I listed in that blog a number of the solidly documented books that have, for a couple of decades now, pointed to this dangerous and scandalous state of affairs. Among those books is Robert Whitaker’s Mad in America: Bad Science, Bad Medicine, and the Enduring Mistreatment of the Mentally Ill (Basic Books, 2nd ed., 2010) and Anatomy of an Epidemic: Magic Bullets, Psychiatric Drugs, and the Astonishing Rise of Mental Illness in America (Crown, 2010) with the astonishing evidence that drug-based treatment of mental illness has actually brought an epidemic of chronic mental illness, with far more Americans permanently disabled than were ever hospitalized in asylums before drug treatment became the standard.
One of the crucial flaws was taking an occasional correlation as proof of causation, creating the “chemical imbalance” theory of mental illness and bringing the avalanche of new drugs launched on the basis of that theory. There was from the beginning no evidence for it, and indeed very soon direct evidence against it, for instance that depression seemed to respond both to reducing serotonin uptake but also to increasing it.
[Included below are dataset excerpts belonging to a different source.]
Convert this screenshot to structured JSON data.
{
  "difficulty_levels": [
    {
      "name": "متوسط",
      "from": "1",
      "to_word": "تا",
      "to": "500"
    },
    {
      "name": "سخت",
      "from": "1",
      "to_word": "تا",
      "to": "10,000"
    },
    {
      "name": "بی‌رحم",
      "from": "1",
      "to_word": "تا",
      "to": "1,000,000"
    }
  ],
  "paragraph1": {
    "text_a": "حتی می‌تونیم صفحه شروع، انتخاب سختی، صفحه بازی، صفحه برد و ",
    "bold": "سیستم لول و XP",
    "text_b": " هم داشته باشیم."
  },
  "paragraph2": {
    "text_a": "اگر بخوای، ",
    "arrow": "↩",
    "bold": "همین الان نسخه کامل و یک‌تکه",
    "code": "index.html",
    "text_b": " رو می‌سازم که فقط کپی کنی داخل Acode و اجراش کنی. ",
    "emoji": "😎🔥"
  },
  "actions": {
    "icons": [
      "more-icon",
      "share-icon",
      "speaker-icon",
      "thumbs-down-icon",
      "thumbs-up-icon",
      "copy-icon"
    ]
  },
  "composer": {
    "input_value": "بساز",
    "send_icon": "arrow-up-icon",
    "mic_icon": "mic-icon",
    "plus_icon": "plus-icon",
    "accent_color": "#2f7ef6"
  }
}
Nevertheless, psychiatric practice has continued (though not in Japan) to prescribe for treatment of depression the SSRIs — selective serotonin re-uptake inhibitors.
Now there has come an extraordinary public acknowledgment by prominent psychiatrists that they knew all along that this was not a valid treatment — together with a perhaps even more extraordinary rationalization for using an invalid treatment because of its “metaphorical” value — see “Psychiatry’s Grand Confession” and “Science Isn’t Golden — Matters of the mind and heart — Powerful psychiatrists push false theory on unknowing souls — NPR broadcast reveals shockingly demeaning views of patients”.
The NPR story is “When it comes to depression, Serotonin isn’t the whole story”.
Evidently psychiatry has secretly remained all along in the authoritarian paternalist Freudian mode supposedly superseded by “scientific” “medical” psychiatry.